In the 1990s I did a little work with some friends trying to get the New Party going in MN. The people I knew in that Party were social dems, which reflected my own political views at the time. My politics changed and morphed a bit over time, but I became fairly apolitical until a lay-off from my job as a sheet metal worker gave me a lot more time to read in 2008, and I began reading those Marxist books my dad had told me about when I was younger.
For me, a blue collar working living in the Tea Party South (Memphis, well, at least the white people here are Tea Party types), it was a big deal to join the Communist Party. It meant something to me when I realized that I was a Communist and that this meant something different than embracing bourgeois liberalism or some form of bourgeois socialism.
Thankfully, the members of the local Memphis Club are communists, committed to the communist movement. We are happy to work with all sorts of progressive folks, and don't seek to be in any way exclusive in our efforts, but we all happen to believe that communism, particularly that expressed in Marxist-Leninist thought, is the best lens through which to look at economic and social life in late capitalism.

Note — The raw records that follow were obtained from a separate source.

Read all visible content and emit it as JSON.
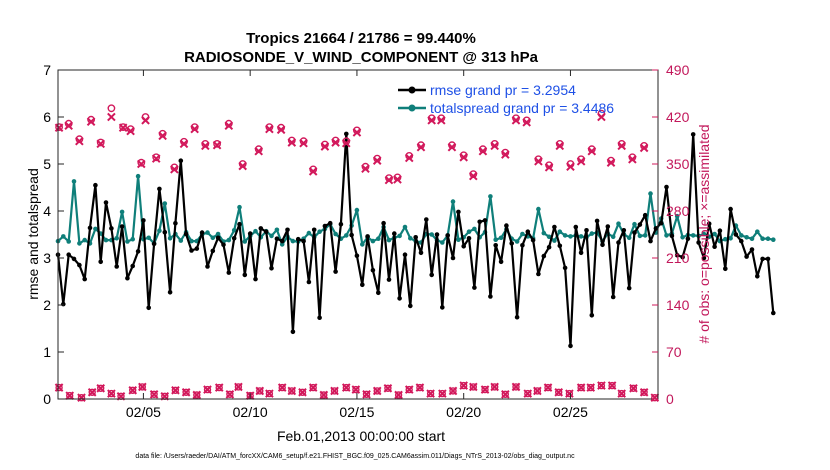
{
  "chart_data": {
    "type": "line",
    "title": "Tropics 21664 / 21786 = 99.440%",
    "subtitle": "RADIOSONDE_V_WIND_COMPONENT @ 313 hPa",
    "xlabel": "Feb.01,2013 00:00:00 start",
    "ylabel": "rmse and totalspread",
    "ylabel_right": "# of obs: o=possible; ×=assimilated",
    "footnote": "data file: /Users/raeder/DAI/ATM_forcXX/CAM6_setup/f.e21.FHIST_BGC.f09_025.CAM6assim.011/Diags_NTrS_2013-02/obs_diag_output.nc",
    "xlim": [
      1,
      29.1
    ],
    "ylim": [
      0,
      7
    ],
    "ylim_right": [
      0,
      490
    ],
    "x_tick_values": [
      5,
      10,
      15,
      20,
      25
    ],
    "x_tick_labels": [
      "02/05",
      "02/10",
      "02/15",
      "02/20",
      "02/25"
    ],
    "y_ticks": [
      "0",
      "1",
      "2",
      "3",
      "4",
      "5",
      "6",
      "7"
    ],
    "y_ticks_right": [
      "0",
      "70",
      "140",
      "210",
      "280",
      "350",
      "420",
      "490"
    ],
    "legend_position": "top-right",
    "colors": {
      "rmse": "#000000",
      "spread": "#0f7f7a",
      "obs": "#d2185b",
      "legend_text": "#1e50e6"
    },
    "series": [
      {
        "name": "rmse grand pr = 3.2954",
        "x0": 1.0,
        "dx": 0.25,
        "values": [
          3.07,
          2.02,
          3.07,
          2.98,
          2.85,
          2.55,
          3.64,
          4.55,
          2.92,
          4.18,
          3.63,
          2.82,
          3.67,
          2.57,
          2.83,
          3.14,
          3.8,
          1.94,
          3.3,
          4.47,
          3.55,
          2.27,
          3.74,
          5.07,
          3.51,
          3.16,
          3.2,
          3.54,
          2.82,
          3.15,
          3.43,
          3.28,
          2.69,
          3.42,
          3.72,
          2.64,
          3.52,
          2.55,
          3.63,
          3.56,
          2.78,
          3.41,
          3.36,
          3.6,
          1.43,
          3.4,
          3.36,
          2.49,
          3.6,
          1.73,
          3.68,
          3.74,
          2.71,
          3.72,
          5.64,
          3.49,
          3.05,
          2.43,
          3.46,
          2.74,
          2.26,
          3.74,
          2.54,
          3.52,
          2.14,
          3.07,
          1.98,
          3.44,
          3.11,
          3.82,
          2.64,
          3.5,
          1.95,
          3.48,
          3.0,
          3.98,
          3.25,
          3.42,
          2.37,
          3.77,
          3.8,
          2.18,
          3.27,
          2.92,
          3.69,
          3.31,
          1.74,
          3.27,
          3.56,
          3.38,
          2.66,
          3.04,
          3.23,
          3.66,
          3.26,
          2.79,
          1.13,
          3.66,
          3.11,
          3.59,
          1.78,
          3.79,
          3.28,
          3.67,
          2.17,
          3.33,
          3.59,
          2.36,
          3.54,
          3.71,
          3.91,
          3.36,
          3.63,
          3.74,
          4.51,
          3.47,
          3.06,
          3.02,
          3.41,
          5.63,
          3.33,
          3.0,
          3.73,
          3.24,
          3.58,
          2.77,
          4.04,
          3.5,
          3.36,
          3.03,
          3.18,
          2.61,
          2.98,
          2.98,
          1.83
        ]
      },
      {
        "name": "totalspread grand pr = 3.4486",
        "x0": 1.0,
        "dx": 0.25,
        "values": [
          3.36,
          3.46,
          3.35,
          4.63,
          3.31,
          3.38,
          3.31,
          3.62,
          3.52,
          3.38,
          3.38,
          3.42,
          3.98,
          3.35,
          3.4,
          4.74,
          3.4,
          3.43,
          3.31,
          3.58,
          4.16,
          3.42,
          3.51,
          3.37,
          3.55,
          3.36,
          3.36,
          3.5,
          3.54,
          3.43,
          3.51,
          3.35,
          3.38,
          3.59,
          4.08,
          3.35,
          3.47,
          3.57,
          3.44,
          3.57,
          3.47,
          3.6,
          3.29,
          3.45,
          3.36,
          3.35,
          3.41,
          3.53,
          3.44,
          3.56,
          3.62,
          3.72,
          3.51,
          3.41,
          3.48,
          3.69,
          4.02,
          3.29,
          3.44,
          3.36,
          3.41,
          3.66,
          3.38,
          3.43,
          3.47,
          3.66,
          3.42,
          3.36,
          3.33,
          3.51,
          3.5,
          3.38,
          3.33,
          3.48,
          4.2,
          3.39,
          3.44,
          3.56,
          3.62,
          3.44,
          3.55,
          4.31,
          3.39,
          3.43,
          3.61,
          3.41,
          3.35,
          3.51,
          3.46,
          3.42,
          4.04,
          3.53,
          3.45,
          3.37,
          3.56,
          3.48,
          3.46,
          3.48,
          3.46,
          3.44,
          3.52,
          3.54,
          3.36,
          3.52,
          3.45,
          3.73,
          3.51,
          3.43,
          3.72,
          3.47,
          3.48,
          4.37,
          3.54,
          3.84,
          3.48,
          3.52,
          3.89,
          3.44,
          3.49,
          3.48,
          3.47,
          3.51,
          3.45,
          3.51,
          3.36,
          3.4,
          3.42,
          3.69,
          3.48,
          3.44,
          3.41,
          3.56,
          3.41,
          3.41,
          3.39
        ]
      }
    ],
    "obs_possible": [
      [
        1.05,
        405
      ],
      [
        1.5,
        410
      ],
      [
        2.0,
        387
      ],
      [
        2.55,
        416
      ],
      [
        3.0,
        382
      ],
      [
        3.5,
        433
      ],
      [
        4.05,
        405
      ],
      [
        4.4,
        402
      ],
      [
        4.9,
        352
      ],
      [
        5.1,
        420
      ],
      [
        5.6,
        360
      ],
      [
        5.9,
        395
      ],
      [
        6.45,
        345
      ],
      [
        6.9,
        383
      ],
      [
        7.4,
        405
      ],
      [
        7.9,
        380
      ],
      [
        8.45,
        380
      ],
      [
        9.0,
        410
      ],
      [
        9.65,
        350
      ],
      [
        10.4,
        372
      ],
      [
        10.9,
        405
      ],
      [
        11.45,
        404
      ],
      [
        11.95,
        385
      ],
      [
        12.5,
        384
      ],
      [
        12.95,
        342
      ],
      [
        13.5,
        379
      ],
      [
        14.0,
        385
      ],
      [
        14.5,
        384
      ],
      [
        15.0,
        400
      ],
      [
        15.4,
        346
      ],
      [
        15.95,
        358
      ],
      [
        16.5,
        329
      ],
      [
        16.9,
        330
      ],
      [
        17.45,
        362
      ],
      [
        18.0,
        378
      ],
      [
        18.5,
        418
      ],
      [
        18.95,
        418
      ],
      [
        19.45,
        378
      ],
      [
        20.0,
        363
      ],
      [
        20.45,
        335
      ],
      [
        20.9,
        372
      ],
      [
        21.45,
        380
      ],
      [
        21.95,
        367
      ],
      [
        22.45,
        418
      ],
      [
        22.95,
        415
      ],
      [
        23.5,
        357
      ],
      [
        24.0,
        348
      ],
      [
        24.5,
        380
      ],
      [
        25.0,
        350
      ],
      [
        25.5,
        357
      ],
      [
        26.0,
        372
      ],
      [
        26.45,
        425
      ],
      [
        26.9,
        355
      ],
      [
        27.4,
        380
      ],
      [
        27.9,
        360
      ],
      [
        28.45,
        377
      ]
    ],
    "obs_assimilated": [
      [
        1.05,
        404
      ],
      [
        1.5,
        407
      ],
      [
        2.0,
        384
      ],
      [
        2.55,
        413
      ],
      [
        3.0,
        380
      ],
      [
        3.5,
        420
      ],
      [
        4.05,
        404
      ],
      [
        4.4,
        399
      ],
      [
        4.9,
        350
      ],
      [
        5.1,
        415
      ],
      [
        5.6,
        358
      ],
      [
        5.9,
        392
      ],
      [
        6.45,
        342
      ],
      [
        6.9,
        380
      ],
      [
        7.4,
        402
      ],
      [
        7.9,
        377
      ],
      [
        8.45,
        378
      ],
      [
        9.0,
        407
      ],
      [
        9.65,
        347
      ],
      [
        10.4,
        369
      ],
      [
        10.9,
        402
      ],
      [
        11.45,
        401
      ],
      [
        11.95,
        382
      ],
      [
        12.5,
        381
      ],
      [
        12.95,
        339
      ],
      [
        13.5,
        376
      ],
      [
        14.0,
        382
      ],
      [
        14.5,
        381
      ],
      [
        15.0,
        397
      ],
      [
        15.4,
        343
      ],
      [
        15.95,
        355
      ],
      [
        16.5,
        326
      ],
      [
        16.9,
        327
      ],
      [
        17.45,
        359
      ],
      [
        18.0,
        375
      ],
      [
        18.5,
        415
      ],
      [
        18.95,
        415
      ],
      [
        19.45,
        375
      ],
      [
        20.0,
        360
      ],
      [
        20.45,
        332
      ],
      [
        20.9,
        369
      ],
      [
        21.45,
        377
      ],
      [
        21.95,
        364
      ],
      [
        22.45,
        415
      ],
      [
        22.95,
        412
      ],
      [
        23.5,
        354
      ],
      [
        24.0,
        345
      ],
      [
        24.5,
        377
      ],
      [
        25.0,
        346
      ],
      [
        25.5,
        354
      ],
      [
        26.0,
        369
      ],
      [
        26.45,
        420
      ],
      [
        26.9,
        352
      ],
      [
        27.4,
        377
      ],
      [
        27.9,
        357
      ],
      [
        28.45,
        374
      ]
    ],
    "obs_bottom": [
      [
        1.05,
        17
      ],
      [
        1.55,
        5
      ],
      [
        2.1,
        2
      ],
      [
        2.6,
        10
      ],
      [
        3.0,
        16
      ],
      [
        3.5,
        8
      ],
      [
        3.95,
        4
      ],
      [
        4.5,
        13
      ],
      [
        4.95,
        18
      ],
      [
        5.5,
        7
      ],
      [
        6.0,
        4
      ],
      [
        6.5,
        13
      ],
      [
        7.0,
        10
      ],
      [
        7.5,
        6
      ],
      [
        8.0,
        14
      ],
      [
        8.55,
        17
      ],
      [
        9.05,
        7
      ],
      [
        9.45,
        18
      ],
      [
        10.0,
        5
      ],
      [
        10.45,
        12
      ],
      [
        10.9,
        8
      ],
      [
        11.5,
        17
      ],
      [
        11.95,
        12
      ],
      [
        12.45,
        10
      ],
      [
        12.95,
        17
      ],
      [
        13.45,
        6
      ],
      [
        13.95,
        12
      ],
      [
        14.5,
        17
      ],
      [
        14.95,
        14
      ],
      [
        15.45,
        7
      ],
      [
        15.95,
        12
      ],
      [
        16.45,
        16
      ],
      [
        16.95,
        6
      ],
      [
        17.45,
        14
      ],
      [
        17.95,
        17
      ],
      [
        18.45,
        8
      ],
      [
        19.0,
        8
      ],
      [
        19.5,
        12
      ],
      [
        20.0,
        20
      ],
      [
        20.45,
        18
      ],
      [
        21.0,
        14
      ],
      [
        21.45,
        18
      ],
      [
        21.95,
        7
      ],
      [
        22.45,
        18
      ],
      [
        23.0,
        8
      ],
      [
        23.45,
        12
      ],
      [
        23.95,
        17
      ],
      [
        24.45,
        10
      ],
      [
        24.95,
        8
      ],
      [
        25.5,
        17
      ],
      [
        25.95,
        17
      ],
      [
        26.45,
        20
      ],
      [
        26.95,
        20
      ],
      [
        27.4,
        8
      ],
      [
        27.95,
        16
      ],
      [
        28.45,
        10
      ],
      [
        28.95,
        2
      ]
    ]
  }
}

I've read enough to know that the history of CPUSA is a history of different of ideological turns. I think it might be time for a turn back toward more explicit communist ideological commitments. I don't think this means we have to be isolationists or acting in the manner of the usual caricature of Trot groups. I think that we can express communism in a way that is new, fresh, appealing, and engaging, but still decidedly communist, with a commitment to always put our class first and with an end in sight that involves the eradication of class distinctions.

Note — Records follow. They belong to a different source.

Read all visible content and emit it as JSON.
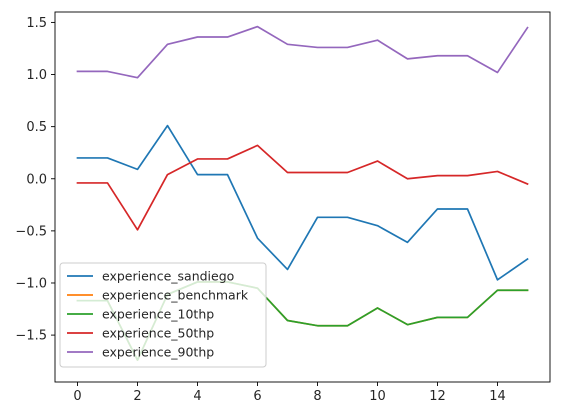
{
  "chart_data": {
    "type": "line",
    "title": "",
    "xlabel": "",
    "ylabel": "",
    "xlim": [
      -0.75,
      15.75
    ],
    "ylim": [
      -1.95,
      1.6
    ],
    "x_ticks": [
      0,
      2,
      4,
      6,
      8,
      10,
      12,
      14
    ],
    "y_ticks": [
      -1.5,
      -1.0,
      -0.5,
      0.0,
      0.5,
      1.0,
      1.5
    ],
    "x_tick_labels": [
      "0",
      "2",
      "4",
      "6",
      "8",
      "10",
      "12",
      "14"
    ],
    "y_tick_labels": [
      "−1.5",
      "−1.0",
      "−0.5",
      "0.0",
      "0.5",
      "1.0",
      "1.5"
    ],
    "grid": false,
    "legend_position": "lower-left",
    "x": [
      0,
      1,
      2,
      3,
      4,
      5,
      6,
      7,
      8,
      9,
      10,
      11,
      12,
      13,
      14,
      15
    ],
    "series": [
      {
        "name": "experience_sandiego",
        "color": "#1f77b4",
        "values": [
          0.2,
          0.2,
          0.09,
          0.51,
          0.04,
          0.04,
          -0.57,
          -0.87,
          -0.37,
          -0.37,
          -0.45,
          -0.61,
          -0.29,
          -0.29,
          -0.97,
          -0.77
        ]
      },
      {
        "name": "experience_benchmark",
        "color": "#ff7f0e",
        "values": [
          -1.17,
          -1.17,
          -1.74,
          -1.11,
          -0.99,
          -0.99,
          -1.05,
          -1.36,
          -1.41,
          -1.41,
          -1.24,
          -1.4,
          -1.33,
          -1.33,
          -1.07,
          -1.07
        ]
      },
      {
        "name": "experience_10thp",
        "color": "#2ca02c",
        "values": [
          -1.17,
          -1.17,
          -1.74,
          -1.11,
          -0.99,
          -0.99,
          -1.05,
          -1.36,
          -1.41,
          -1.41,
          -1.24,
          -1.4,
          -1.33,
          -1.33,
          -1.07,
          -1.07
        ]
      },
      {
        "name": "experience_50thp",
        "color": "#d62728",
        "values": [
          -0.04,
          -0.04,
          -0.49,
          0.04,
          0.19,
          0.19,
          0.32,
          0.06,
          0.06,
          0.06,
          0.17,
          0.0,
          0.03,
          0.03,
          0.07,
          -0.05
        ]
      },
      {
        "name": "experience_90thp",
        "color": "#9467bd",
        "values": [
          1.03,
          1.03,
          0.97,
          1.29,
          1.36,
          1.36,
          1.46,
          1.29,
          1.26,
          1.26,
          1.33,
          1.15,
          1.18,
          1.18,
          1.02,
          1.45
        ]
      }
    ]
  }
}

Unfortunately, I don't have the time to address all of the points here fully. It goes without saying that I'm with Comrades Hicks and Kenny.

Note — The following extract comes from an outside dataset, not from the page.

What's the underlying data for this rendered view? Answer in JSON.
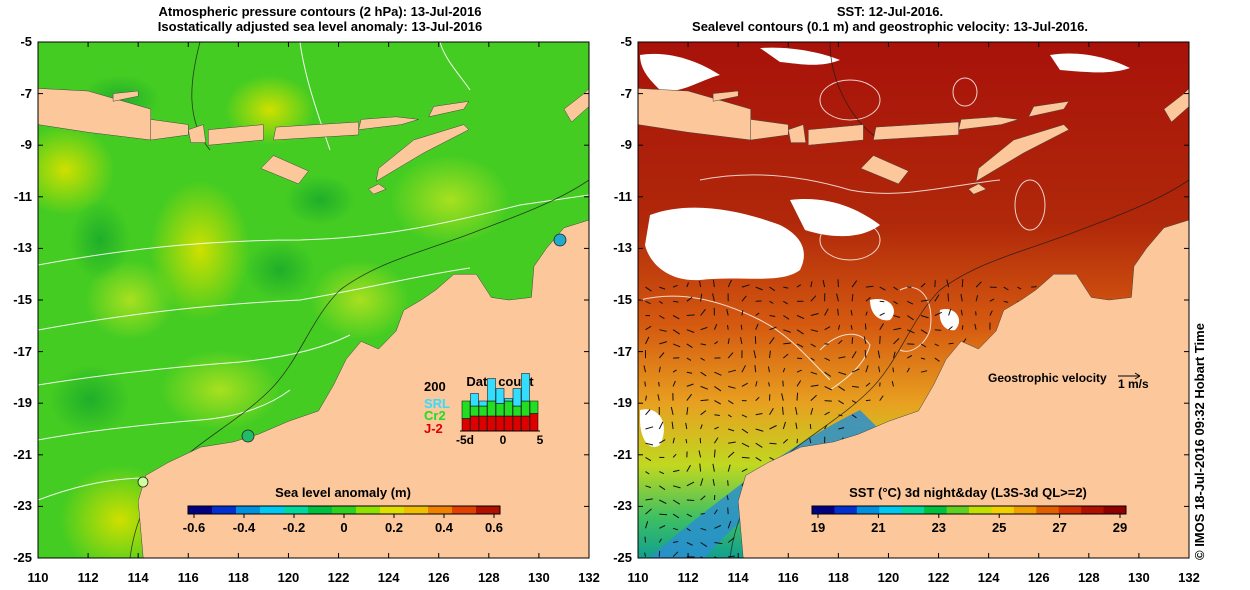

Sam Webb's assertion that socialism "cannot dispense with accepted notions of freedom of expression and civil liberties" deserves a closer look. I'm reminded of other calls by the Webb leadership for a Party that is "in tune with contemporary life". A Canadian comrade said it best: "Who is to interpret the prescription for contemporary life? Who are the people venturing to discern the problems and characteristics of "contemporary life" and how will they interpret according to which assemblage of preconceptions?" One could easily replace "contemporary life" with "accepted notions of freedom of expression". The vagueness of these arguments is bad enough, but the implication that communists should abandon historical materialism for some idealist conception of "universal human values" is worse. Human values arise from historical conditions, not the other way around. This is a central Marxist idea, not some "Stalinist" formulation; to cast it aside is to cast aside Marxism.
This idealism is the central problem with Webb's argument; he is attempting to prescribe specific political (and economic, in his other pieces) forms for US socialism before the historical conditions for the realization of socialism in the United States even exist. Further, Webb attempts to proscribe the forms that arose in the USSR and other socialist states, while ignoring the historical conditions that led to their adoption. Indeed, the recent defense of Bukharin by Phil Amadon reads just like one of Webb's, or John Case's for that matter, prescriptions: a market economy, multi-party democracy, and soft-pedaling of class struggle are the hallmarks of "true" socialism. Judging by what he and like-minded social democrats have written on the subject, one can only conclude that Webb argues for exactly one set of acceptable forms, universally applicable to all socialist societies at all points in history. Ironic, coming from one who has railed so often against "dogmatic" and "rigid" thinking!